As Rohrwacher’s body of work has grown, her films have increasingly taken on a mythic dimension, signaled sharply by the mid-film time jump of Happy as Lazzaro, and her newest feature, La Chimera, moves several steps forward. Set sometime in the 1980s, the film follows Arthur (Josh O’Connor), a moody Englishman who has just finished a prison sentence in central Italy as he returns to the rural town where two groups vie for his attention: the denizens of the decaying estate where the mother (Isabella Rossellini) of his lost love Beniamina holds court, and the members of his gang of tombaroli (tomb raiders). He is the focal point of this latter group, using a seemingly innate connection to the earth and ad hoc dowsing rods to sense the locations of Etruscan graves, whose underground passageways and chambers are as much a promise of profit and liberation to Arthur’s brethren as they are an externalization of his inchoate desire to be reunited with his lover.
La Chimera is powered by such cycles of excavation and potential rebirth, during which Rohrwacher’s approach constantly shifts, jumping between three shooting formats and corresponding aspect ratios — 1.66:1 super 16mm, the primary medium; 1.33:1 16mm, used for brief shots that may be flashbacks or may be dreams; and 1.85:1 35mm, interspersed seemingly at random — and throwing in direct address and scenes of sped-up motion that resemble silent comedy. The effect is one of instability, where everything about Arthur’s situation feels tenuous, most of all his mercurial nature and wavering feelings about his profession, exacerbated by a potential new love in the suggestively-named Italia (Carol Duarte). O’Connor anchors this all with a marvelously beleaguered demeanor, using his relatively towering stature and rumpled suits with a forcefulness entirely different from the sanguine lead in Happy as Lazzaro.

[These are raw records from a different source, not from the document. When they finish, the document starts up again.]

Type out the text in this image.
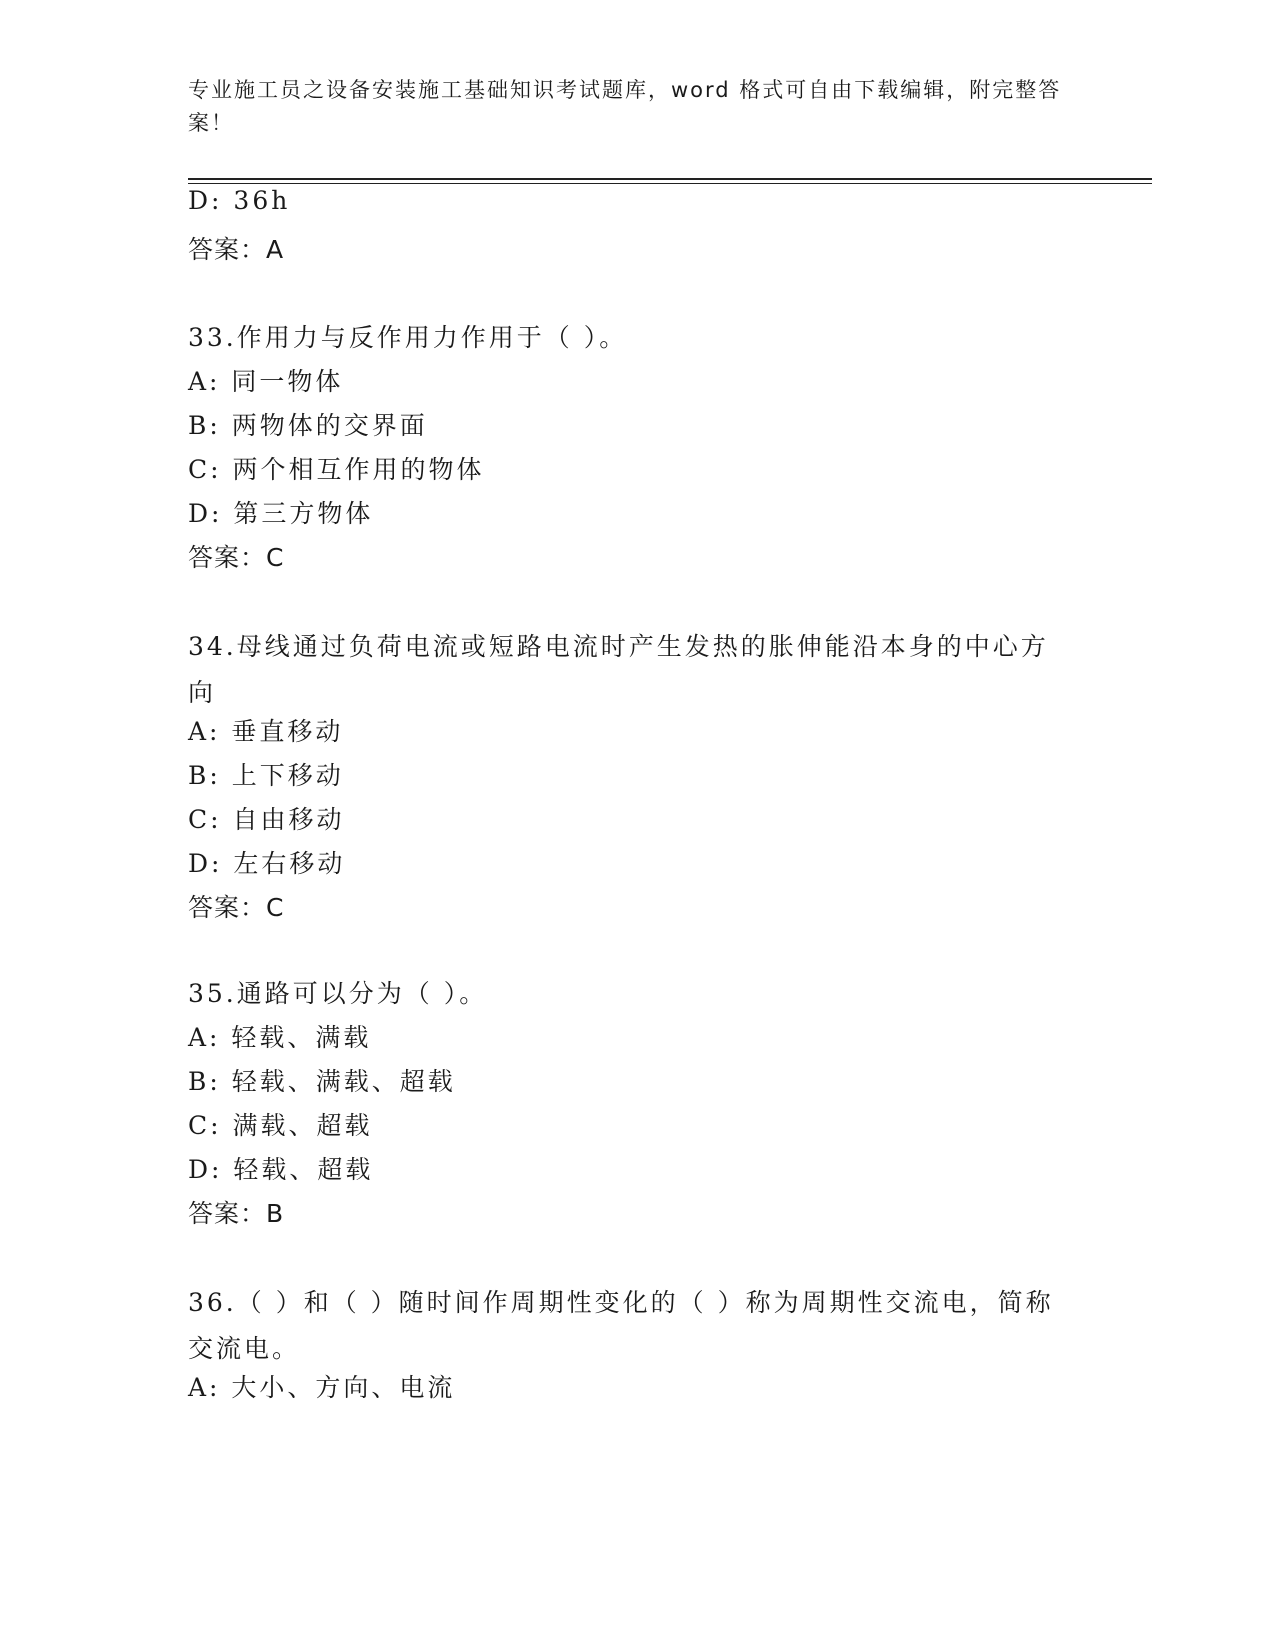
专业施工员之设备安装施工基础知识考试题库，word 格式可自由下载编辑，附完整答案！
D: 36h
答案：A
33.作用力与反作用力作用于（ ）。
A: 同一物体
B: 两物体的交界面
C: 两个相互作用的物体
D: 第三方物体
答案：C
34.母线通过负荷电流或短路电流时产生发热的胀伸能沿本身的中心方向
A: 垂直移动
B: 上下移动
C: 自由移动
D: 左右移动
答案：C
35.通路可以分为（ ）。
A: 轻载、满载
B: 轻载、满载、超载
C: 满载、超载
D: 轻载、超载
答案：B
36.（ ）和（ ）随时间作周期性变化的（ ）称为周期性交流电，简称交流电。
A: 大小、方向、电流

The beauty of La Chimera lies in its grace notes, its unexpected invocations and subterranean motifs. Though nearly all involved suffer a tangible, realistic downturn in their fortunes, with Rohrwacher’s sister Alba providing a cameo as a multilingual antiques fence that stands in for all the wider economic and cultural forces chipping away at these hapless paisans, it is romance and myth that govern the day, in loaded images such as frescoes slowly oxidizing when the underground seal is broken, a swirling flock of birds seemingly flying at random, and a red thread that invokes the myth of Ariadne and the labyrinth. Arthur’s quest, in the end, relies equally on the machinations of man and seemingly divine intervention, and Rohrwacher’s film is expansive and wondrous enough to incorporate both with an overwhelming grace.